• Modelling the impact of the recession on greenhouse gases from agriculture in Ireland

      Gillespie, Patrick R.; Donnellan, Trevor; Hanrahan, Kevin (Teagasc, Oak Park, Carlow, Ireland, 2010)
      The effects of the recession of 2009 have been felt across the economy of Ireland. The rapid contraction in economic activity has had its effect on greenhouse gas (GHG) emissions as well. It is possible to model the recession’s effect on agricultural GHG in the FAPRI-Ireland GHG model using the latest international commodity price projections from Food and Agricultural Policy Research Institute (FAPRI).
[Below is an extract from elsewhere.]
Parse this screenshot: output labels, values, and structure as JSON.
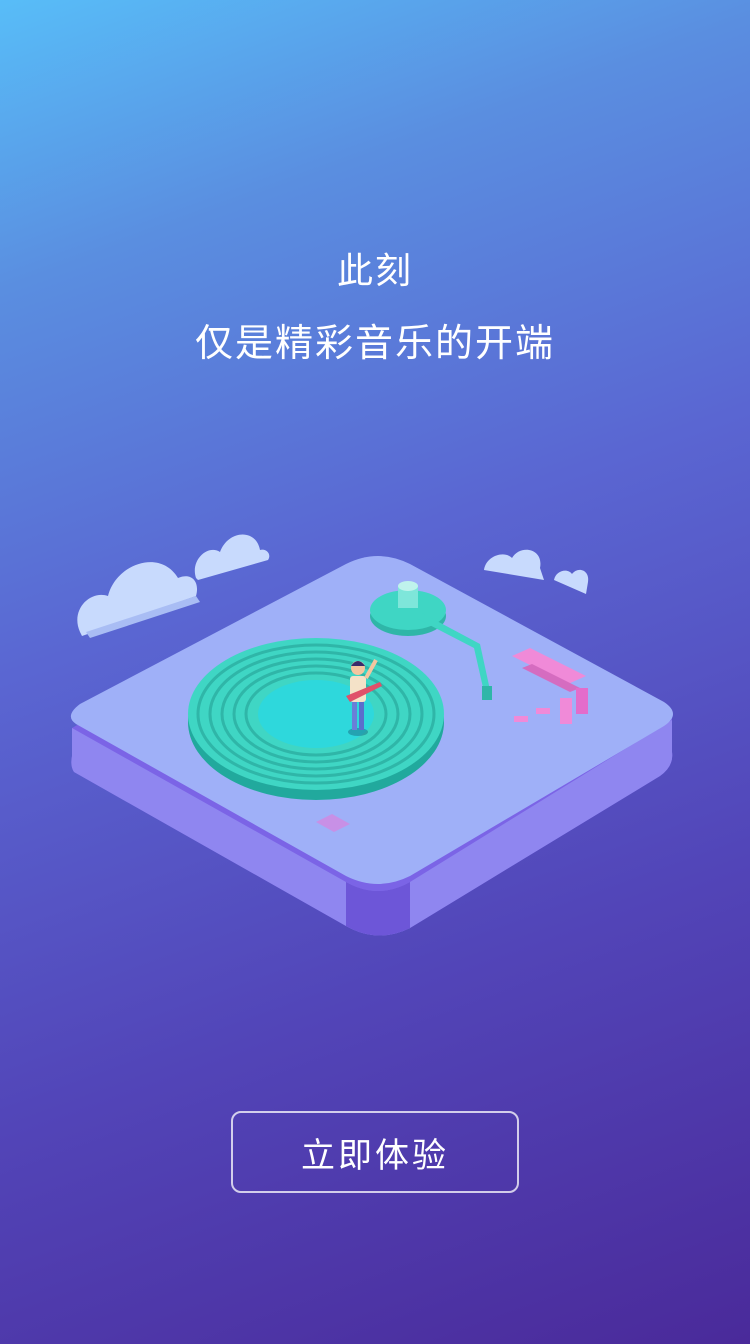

The FAPRI-Ireland GHG model creates projections of future levels of Irish agricultural activity and then uses a mix of national and default emissions factors to convert this activity to estimates of annual GHG emissions from now to 2020. Our model is shocked using post-downturn commodity price projections for a selection of exogenous prices. The changes to these international commodity prices reflect the international market response to the downturn, and as such they have an impact on the level of GHG emitted by the agricultural sector in Ireland. This analysis finds that, despite the depth and breadth of the recession, the impact on GHG emissions from Irish agriculture has been muted. The impact of the shock is to reduce the projected annual emissions from the sector by only 0.14 Mt by 2020. This compares to the 2.97 Mt reduction in annual emissions which the sector would have to achieve if, for example, a reduction target of 20 percent on 2005 levels were to be imposed.